Tracking the kidnappers to a pocket dimension containing an entire village that had vanished off the map several years earlier, Mallory and her team are joined by Père Carras (Collado), a priest trained in the martial arts and one of the bodyguards present at the time of the pope's kidnapping. Their search for the pope eventually leads to Lady Valentine (Vargas), a centuries-old vampire who survived being beheaded during the French Revolution, and her mission to summon Abaddon, a fallen angel that will cover the world in darkness.

==Casting==
According to interviews present on the Region 1 DVD, Valentina Vargas was reluctant to appear in the film, but strong campaigning by director Magnat convinced her to sign on.

==Release==
Bloody Mallory was released in France on 17 July 2002. It was released in the United States in the second quarter of 2004.

==Influence and references==
Magnat has admitted to being highly influenced by the visual style and hyper-reality of anime and manga. This influence is most apparent during the final scenes of the first battle of the film between Mallory and the undead attacking the church.

Mallory's appearance, especially her bright red hair and revealing uniform, is highly reminiscent of the main character in the film Run Lola Run.

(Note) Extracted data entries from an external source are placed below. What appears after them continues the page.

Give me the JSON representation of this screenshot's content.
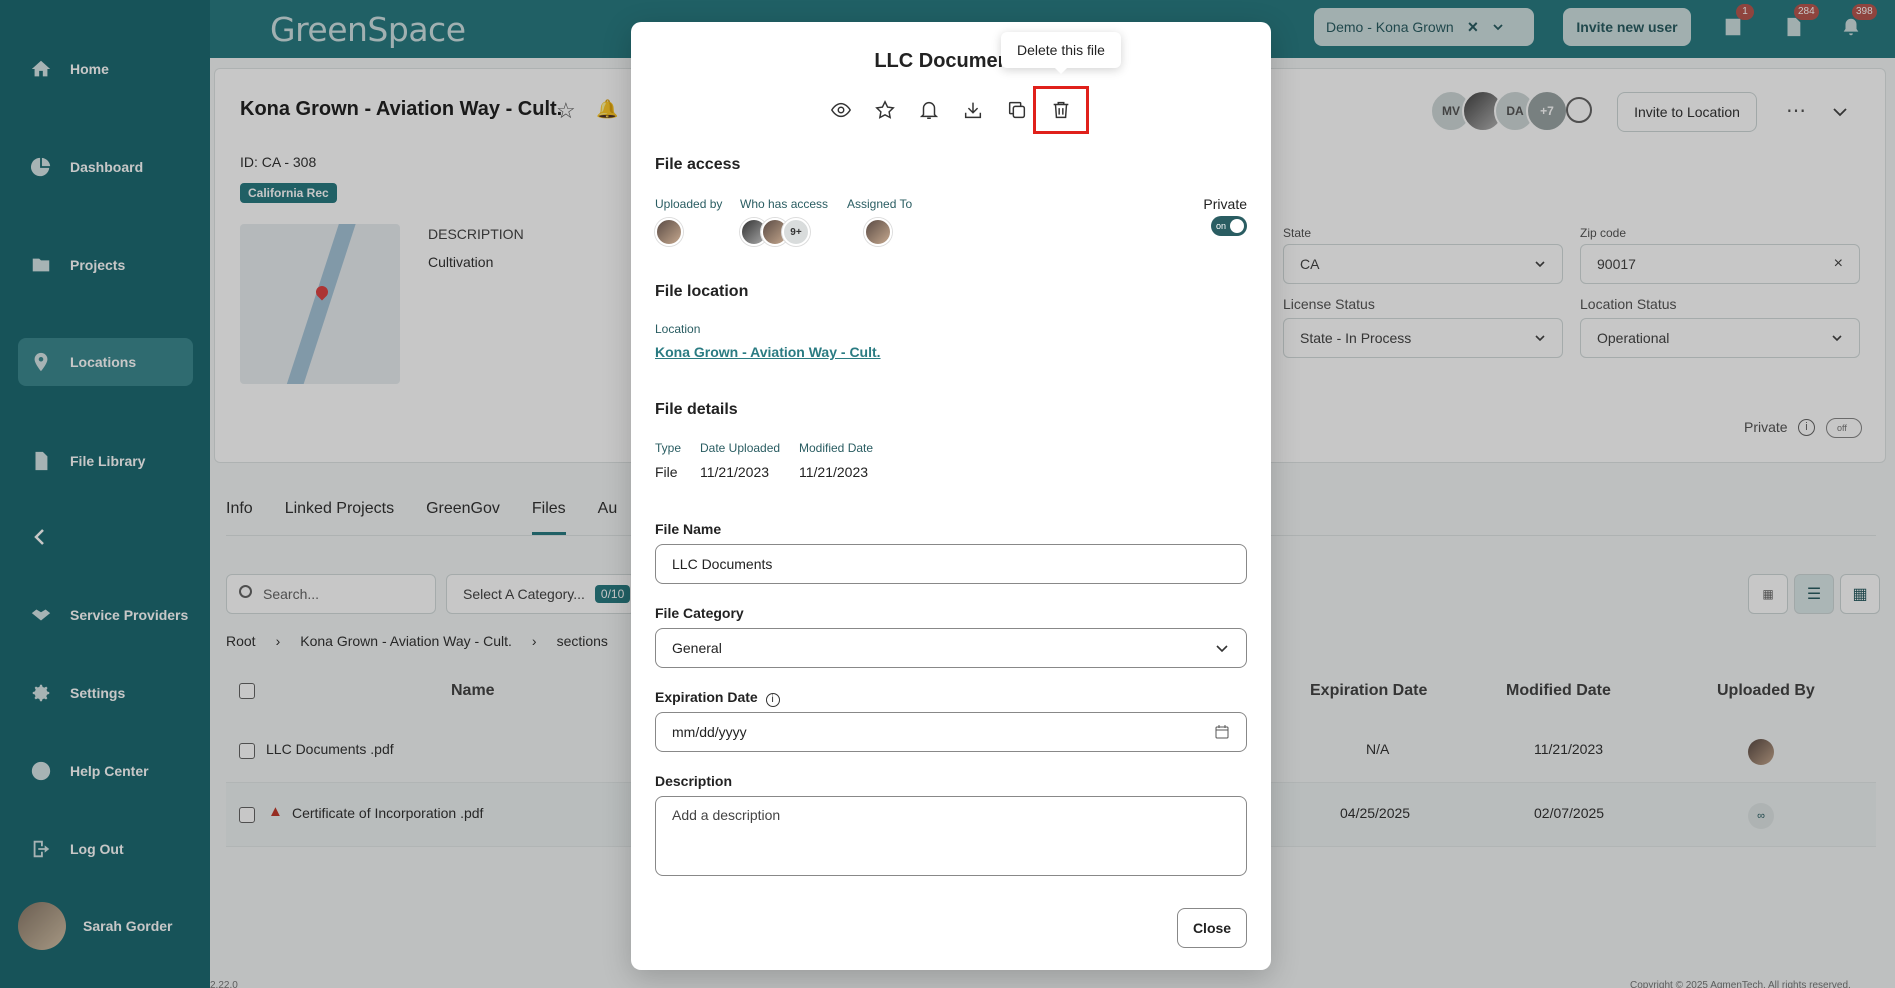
{
  "app": {
    "logo": "GreenSpace",
    "version": "2.22.0",
    "copyright": "Copyright © 2025 AgmenTech. All rights reserved."
  },
  "sidebar": {
    "items": [
      {
        "label": "Home",
        "icon": "home-icon"
      },
      {
        "label": "Dashboard",
        "icon": "pie-chart-icon"
      },
      {
        "label": "Projects",
        "icon": "folder-icon"
      },
      {
        "label": "Locations",
        "icon": "location-pin-icon",
        "active": true
      },
      {
        "label": "File Library",
        "icon": "file-icon"
      },
      {
        "label": "Service Providers",
        "icon": "handshake-icon"
      },
      {
        "label": "Settings",
        "icon": "gear-icon"
      },
      {
        "label": "Help Center",
        "icon": "help-icon"
      },
      {
        "label": "Log Out",
        "icon": "logout-icon"
      }
    ],
    "user_name": "Sarah Gorder"
  },
  "header": {
    "org_selector": "Demo - Kona Grown",
    "invite_label": "Invite new user",
    "badges": {
      "building": "1",
      "docs": "284",
      "notifications": "398"
    }
  },
  "location": {
    "title": "Kona Grown - Aviation Way - Cult.",
    "id": "ID: CA - 308",
    "tag": "California Rec",
    "description_label": "DESCRIPTION",
    "description": "Cultivation",
    "avatars": [
      "MV",
      "",
      "DA",
      "+7"
    ],
    "invite_label": "Invite to Location",
    "state_label": "State",
    "state": "CA",
    "zip_label": "Zip code",
    "zip": "90017",
    "license_status_label": "License Status",
    "license_status": "State - In Process",
    "location_status_label": "Location Status",
    "location_status": "Operational",
    "private_label": "Private",
    "private_toggle": "off"
  },
  "tabs": [
    "Info",
    "Linked Projects",
    "GreenGov",
    "Files",
    "Au"
  ],
  "files": {
    "search_placeholder": "Search...",
    "category_placeholder": "Select A Category...",
    "category_count": "0/10",
    "breadcrumb": [
      "Root",
      "Kona Grown - Aviation Way - Cult.",
      "sections"
    ],
    "columns": {
      "name": "Name",
      "expiration": "Expiration Date",
      "modified": "Modified Date",
      "uploaded_by": "Uploaded By"
    },
    "rows": [
      {
        "name": "LLC Documents .pdf",
        "expiration": "N/A",
        "modified": "11/21/2023"
      },
      {
        "name": "Certificate of Incorporation .pdf",
        "expiration": "04/25/2025",
        "modified": "02/07/2025"
      }
    ]
  },
  "modal": {
    "title": "LLC Documents",
    "tooltip": "Delete this file",
    "file_access_heading": "File access",
    "uploaded_by_label": "Uploaded by",
    "who_has_access_label": "Who has access",
    "access_more": "9+",
    "assigned_to_label": "Assigned To",
    "private_label": "Private",
    "private_toggle": "on",
    "file_location_heading": "File location",
    "location_label": "Location",
    "location_link": "Kona Grown - Aviation Way - Cult.",
    "file_details_heading": "File details",
    "type_label": "Type",
    "type": "File",
    "date_uploaded_label": "Date Uploaded",
    "date_uploaded": "11/21/2023",
    "modified_label": "Modified Date",
    "modified": "11/21/2023",
    "file_name_label": "File Name",
    "file_name": "LLC Documents",
    "file_category_label": "File Category",
    "file_category": "General",
    "expiration_label": "Expiration Date",
    "expiration_placeholder": "mm/dd/yyyy",
    "description_label": "Description",
    "description_placeholder": "Add a description",
    "close_label": "Close"
  }
}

Her black leather pants, red vinyl top, hair length, style and color, fighting style and overall appearance and attitude and connexion with the occult are highly reminiscent of the video game and film character Bloodrayne.

The Necronomicon, a work featured in the horror fiction of H. P. Lovecraft, is referenced several times as if it were a legal document, including the citing of paragraphs and sub-sections relating to the conditions of summoning a demon.

A vindictive living doll from a 1963 episode of the Twilight Zone is called Talky Tina.